The Hierarchy: Mission Type, Mission, Work Package, Execution Workspace

Understanding how the pieces nest is key to understanding Spec Kitty:

Mission Type (reusable workflow blueprint, e.g. software-dev)
  |
  +-- Mission (concrete tracked item, in kitty-specs/###-name/)
        |
        +-- Work Package (one parallelizable slice, tasks/WP01.md)
              |
              +-- Execution Workspace (isolated git worktree, usually .worktrees/###-name-lane-a/)
  • Mission Type -- selected when the mission is created; determines actions, artifacts, and guards.
  • Mission -- stored in kitty-specs/###-name/; linked to its mission type via meta.json.
  • Feature -- legacy software-dev alias for a mission.
  • Work Package -- one unit of implementable work; has its own status on the kanban board and its own dependencies.
  • Execution Workspace -- the git worktree resolved for implementation. The runtime creates exactly one worktree per execution lane, and sequential WPs in the same lane reuse that worktree.

Different missions in the same project can use different mission types simultaneously.

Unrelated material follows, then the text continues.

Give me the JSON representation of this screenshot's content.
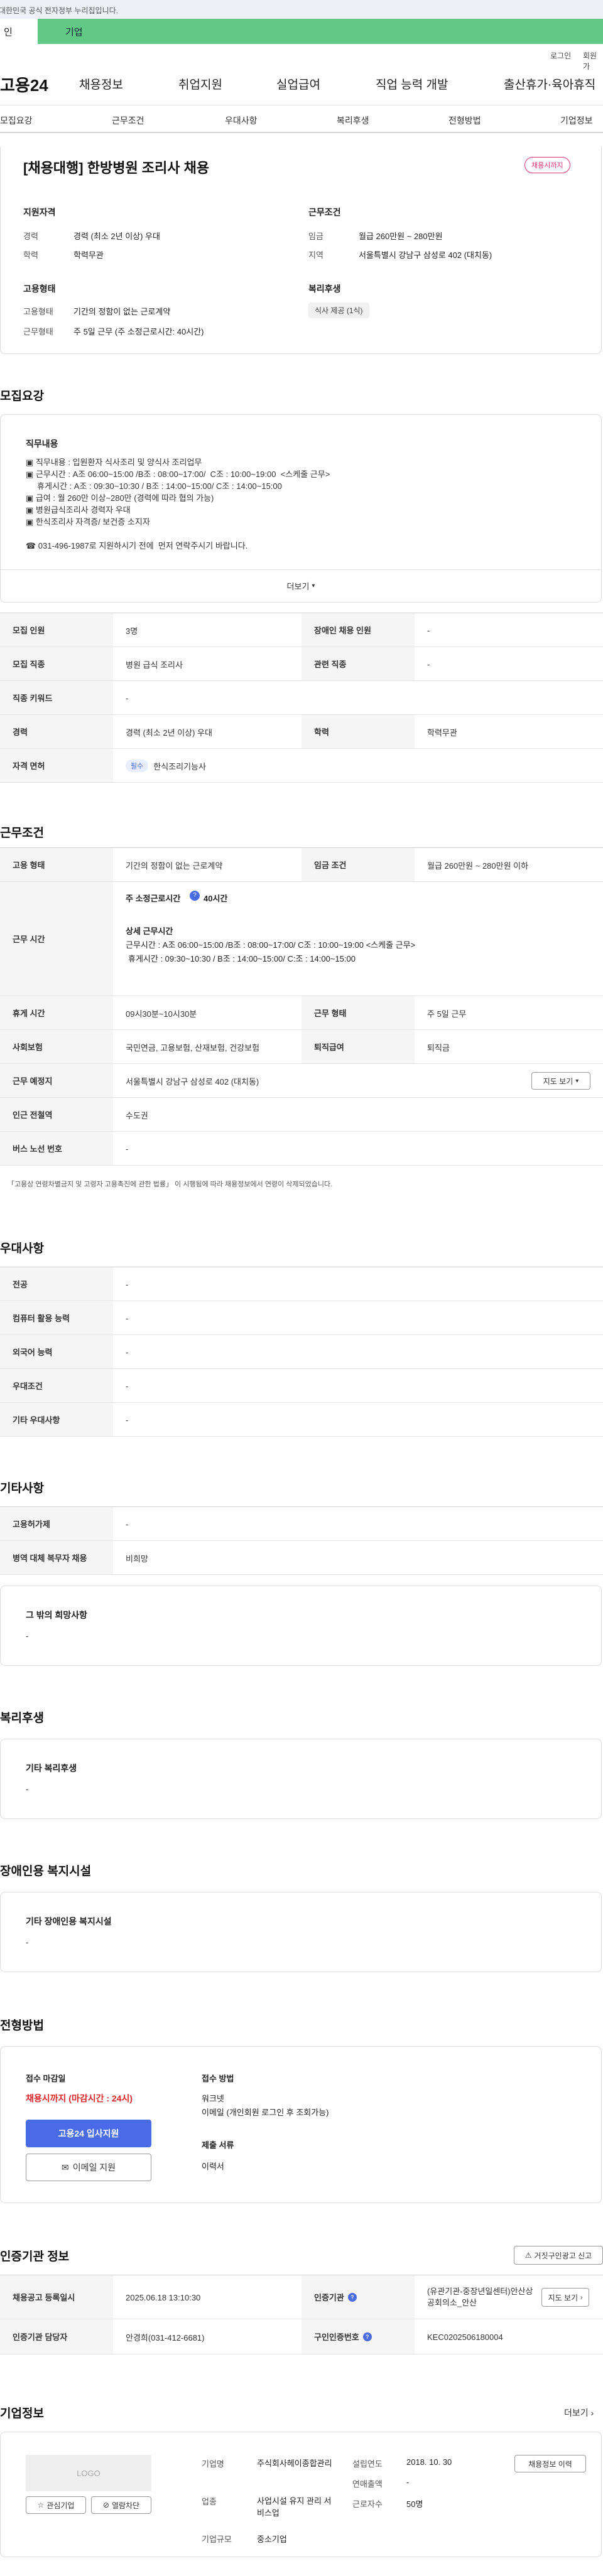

Canonical Agent Loop: spec-kitty next

2.x treats spec-kitty next --agent <name> as the canonical loop entrypoint for agent execution. The command inspects the current mission's action state and WP statuses, then returns exactly one actionable instruction: which mission action to advance, which WP to implement, or what is blocking progress.

The loop works with two orthogonal state machines:

  • Mission action state -- which outer lifecycle action are we in? (specify, plan, implement, ...)
  • WP status -- where is each work package in its lifecycle? (planned, claimed, in_progress, for_review, in_review, approved, done)

Together they determine the next action. For example: "We are in the implement phase, WP01 is approved, WP02 is in_progress, WP03 is planned -- your next action is implement WP03."

Agents call spec-kitty next in a loop, executing whatever it returns until the mission is complete. This keeps agent behavior deterministic and auditable -- the runtime decides what happens next, not the agent.

ADR reference: architecture/2.x/adr/2026-02-17-1-canonical-next-command-runtime-loop.md

Mission Discovery and Loading

Mission-type discovery and loading are runtime-owned and resolved through explicit precedence rather than duplicated ad-hoc loaders.

The resolution order is:

  1. Project override (.kittify/missions/<name>/)
  2. Project legacy location
  3. User-global mission-specific location (~/.spec-kitty/missions/<name>/)
  4. User-global location (~/.spec-kitty/)
  5. Packaged doctrine mission defaults

ADR reference: architecture/2.x/adr/2026-02-17-2-runtime-owned-mission-discovery-loading.md

Implementation references:

  1. src/specify_cli/runtime/home.py
  2. src/specify_cli/runtime/resolver.py

Status and Event Model

2.x status behavior is event-driven with canonical transition semantics and reducer materialization. Every lane transition is an immutable event appended to status.events.jsonl. The reducer deterministically produces a snapshot from the event log.

The 9-lane state machine:

planned --> claimed --> in_progress --> for_review --> in_review --> approved --> done

Plus blocked (reachable from planned/claimed/in_progress/for_review/in_review/approved) and canceled (reachable from all non-terminal lanes). Alias: doingin_progress.

ADR references:

  1. architecture/2.x/adr/2026-02-09-1-canonical-wp-status-model.md
  2. architecture/2.x/adr/2026-02-09-2-wp-lifecycle-state-machine.md
  3. architecture/2.x/adr/2026-02-09-3-event-log-merge-semantics.md
  4. architecture/2.x/adr/2026-02-09-4-cross-repo-evidence-completion.md

External Orchestration Boundary

2.x orchestration automation is externalized behind spec-kitty orchestrator-api.

  1. Host state and transition rules remain in spec-kitty.
  2. External providers (for example spec-kitty-orchestrator) call the host API contract.
  3. Provider implementations should not directly mutate lane/frontmatter state files.

See Orchestration and API Boundary for operator and provider guidance.